Last week I criticized Richard Posner for saying that labeling content and adding filtering to P2P apps would do much to reduce infringement on P2P net. In responding to comments, Judge Posner unfortunately makes a very similar mistake:
Several pointed out correctly that tags on software files, indicating that the file is copyrighted, can probably be removed; and this suggests that only encryption, preventing copying, is likely to be effective in protecting the intellectual property rights of the owner of the copyright.
The error is rooted in the phrase “encryption, preventing copying”. Encryption does nothing to prevent copying – nor is it intended to. Encrypted data can be readily copied. Once decrypted, the plaintext data can again be readily copied. Encryption prevents one and only one thing – decryption without knowledge of the secret key.
It’s easy to see, then, why encryption has so little value in preventing infringement. You can ship content to customers in encrypted form, and the content won’t be decrypted in transit. But if you want to play the content, you have to decrypt it. And this means two things. First, the decrypted content will exist on the customer’s premises, where it can be readily copied. Second, the decryption key (and any other knowledge needed to decrypt) will exist on the customer’s premises, where it can be reverse-engineered. Either of these facts by itself would allow decrypted content to leak onto the Internet. So it’s not surprising that every significant encryption-based anticopying scheme has failed.
We need to recognize that these are not failures of implementation. Nor do they follow from the (incorrect) claim that every code can be broken. The problem is more fundamental: encryption does not stop copying.

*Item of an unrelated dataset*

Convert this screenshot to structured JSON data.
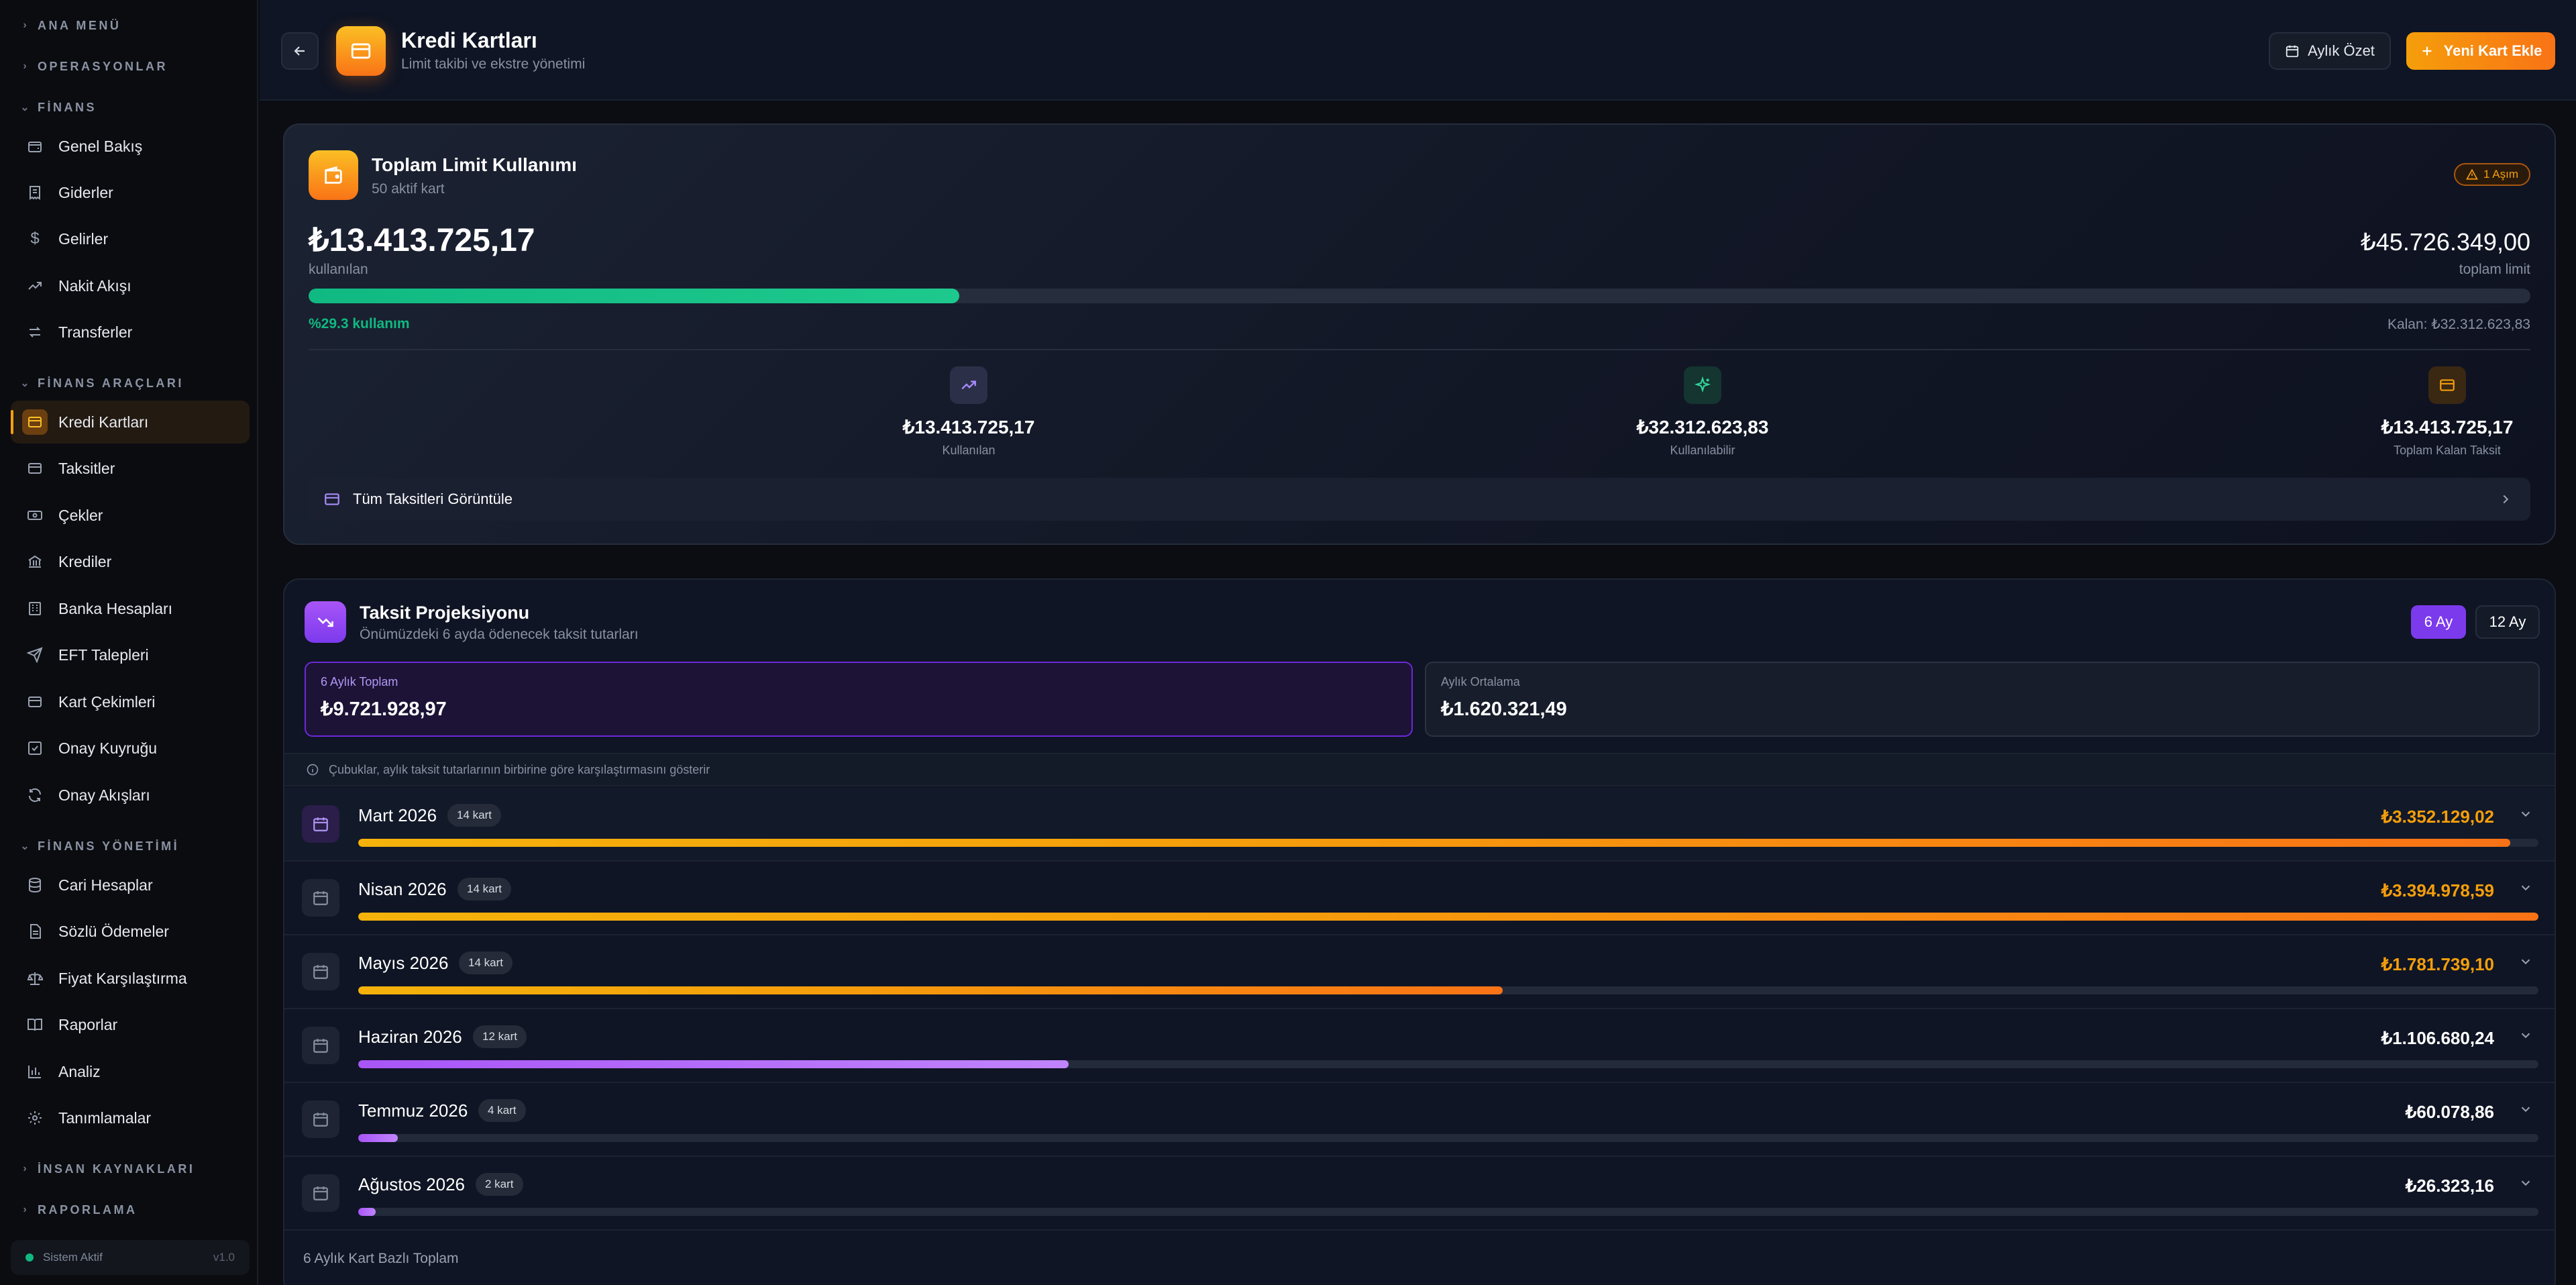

Why do copyright owners keep building encryption-based systems? The answer is not technical but legal and economic. Encryption does not prevent infringement, but it does provide a basis for legal strategems. If content is encrypted, then anyone who wants to build a content-player device needs to know the decryption key. If you make the decryption key a trade secret, you can control entry to the market for players, by giving the key only to acceptable parties who will agree to your licensing terms. This ought to raise antitrust concerns in some cases, but the antitrust authorities have not shown much interest in scrutinizing such arrangements.
To his credit, Judge Posner recognizes the problems that result from anticompetitive use of encryption technology.
But this in turn presents the spectre of overprotection of [copyright owners’] rights. Copyright is limited in term and, more important (given the length of the term), is limited in other ways as well, such as by the right to make one copy for personal use and, in particular, the right of “fair use,” which permits a significant degree of unauthorized copying. To the extent that encryption creates an impenetrable wall to copying, it eliminates these limitations on copyright. In addition, encryption efforts generate countervailing circumvention efforts, touching off an arms race that may create more costs than benefits.
Once we recognize this landscape, we can get down to the hard work of defining a sensible policy.